The DMG gives some sample costs and building times for different construction projects, with costs in Gold. Most likely the actual cost is split up between cash pay, food, and living expenses. Depending on the sophistication of your world's economy the main cost is probably food, rather than coin. For example the Pyramid Builders were paid in bread, grain, beer, etc. and given homes provided by the ruler to live in while they built. Actual coin was probably not involved. Since your starting settlement isn't producing excess food in the first place you probably need to buy in food from somewhere else. If you can do that then the DMG rates probably work well enough. If you can't then the big challenge for the PCs is to work out how to support the workforce they need (create food and water? killing and eating gigantic beasts? working slaves to death on starvation rations?) for the job. I'd also note that the DMG building rates are only suitable for a well-established sort of late medieval building rate. If your game is set further back in history then really big projects probably take lifetimes to build. If it is more recent then times go down.

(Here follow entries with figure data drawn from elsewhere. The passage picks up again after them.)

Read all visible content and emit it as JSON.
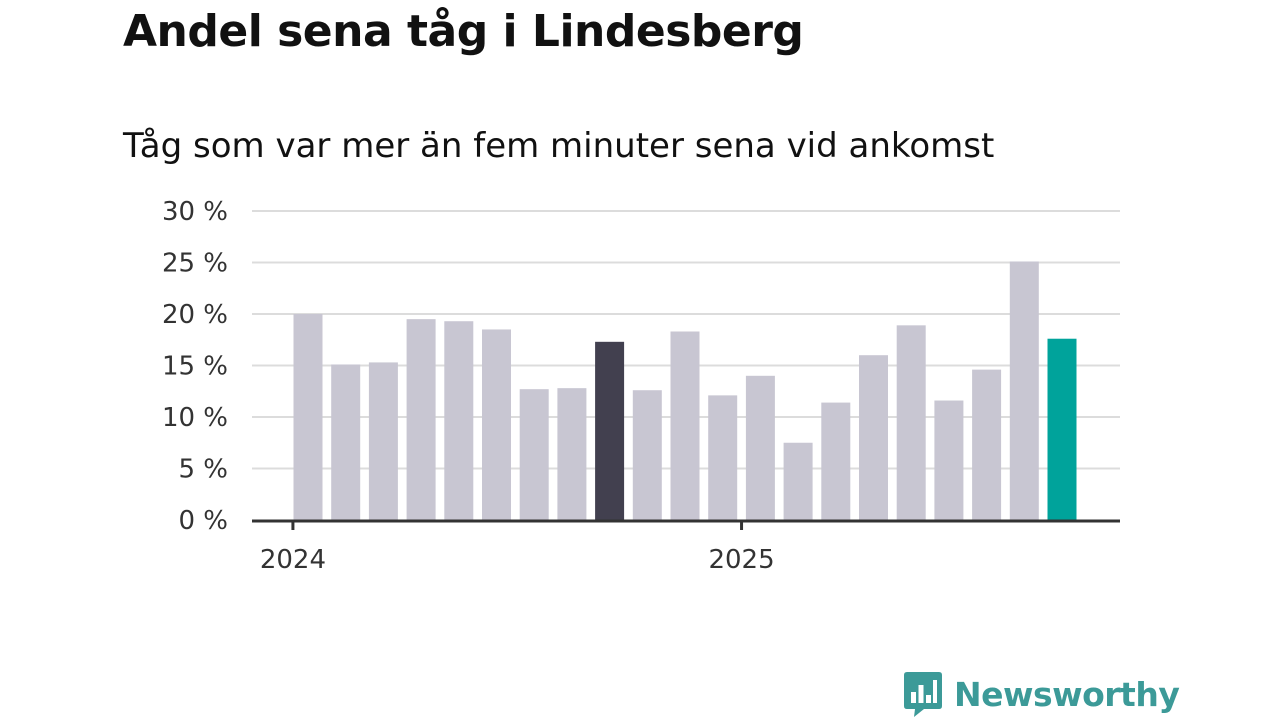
{
  "header": {
    "title": "Andel sena tåg i Lindesberg",
    "subtitle": "Tåg som var mer än fem minuter sena vid ankomst"
  },
  "chart_data": {
    "type": "bar",
    "y_ticks": [
      0,
      5,
      10,
      15,
      20,
      25,
      30
    ],
    "y_tick_labels": [
      "0 %",
      "5 %",
      "10 %",
      "15 %",
      "20 %",
      "25 %",
      "30 %"
    ],
    "ylim": [
      0,
      30
    ],
    "x_tick_labels": [
      {
        "label": "2024",
        "after_bar": -0.4
      },
      {
        "label": "2025",
        "after_bar": 11.5
      }
    ],
    "values": [
      20,
      15.1,
      15.3,
      19.5,
      19.3,
      18.5,
      12.7,
      12.8,
      17.3,
      12.6,
      18.3,
      12.1,
      14.0,
      7.5,
      11.4,
      16.0,
      18.9,
      11.6,
      14.6,
      25.1,
      17.6
    ],
    "grid": true,
    "colors": {
      "default": "#c8c6d2",
      "highlight_dark": "#42404f",
      "latest": "#00a39b",
      "grid": "#dcdcdc",
      "axis": "#333333"
    },
    "highlight_dark_index": 8,
    "latest_index": 20
  },
  "brand": {
    "name": "Newsworthy",
    "logo_icon": "bar-chart-speech-bubble-icon",
    "color": "#3c9a98"
  }
}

If you aren't starting from scratch, i.e. your settlement is already established, then you can try and do things with taxation. I ran a game once a lot like this, where the PCs inherited a half-ruined town and wanted to rebuild it. They could set the tax rate, but ran the risk of rebellion if they kept it too high. This works best if your settlement has some trade to profit from. If it is on a trade route (a road or a river) or produces some sort of commodity (such as a mine) then you can assume a much higher level of excess wealth, which you can then tax to pay for your hired workers.

Gastronomie
2016-05-02, 07:19 AM
Depends on how much casters there are in the world.

For instance, in a world where mid-level casters are common, Wall of Stone and stuff like that can help construct buildings with wonderful speed. And stuff like that.

Azreal
2016-05-02, 08:53 AM
In this world a lot of arcane knowledge had been lost and the Gods quiet. The world itself is high magic with low magic Races.

Estrillian
2016-05-02, 08:56 AM
In this world a lot of arcane knowledge had been lost and the Gods quiet. The world itself is high magic with low magic Races.

I almost assumed that the DMG rules assumed that PCs were using magic to help, since construction goes far slower when they are not around.

JackPhoenix
2016-05-08, 11:55 AM
I almost assumed that the DMG rules assumed that PCs were using magic to help, since construction goes far slower when they are not around.

I don't know, it fits my experience with RL constuction workers without supervisor present.

indemnity
2016-05-09, 01:57 AM
Are there any established rules or homebrews for starting a settlement and looking at costs, time, population and such for 5e?

I played a campaign that used Pathfinder Kingmaker rules but changed into 4e. We played in a living world and it the rules even encouraged play outside the game day.

It used the Kingmaker Adventure Path (book 2, chapter 2) (http://paizo.com/pathfinder/adventurePath/kingmaker) and Ultimate Campaign (http://paizo.com/products/btpy8vdl) changes. Free examples can be found at d20pfsrd (http://www.d20pfsrd.com/gamemastering/other-rules/kingdom-building).

The rules almost make a mini Civ-type game with a world map, town map, functional roles and a new currency.

Generally, the balance of costs/times/population are directly covered. Plus plenty of user-created online tools, calculators, maps, etc.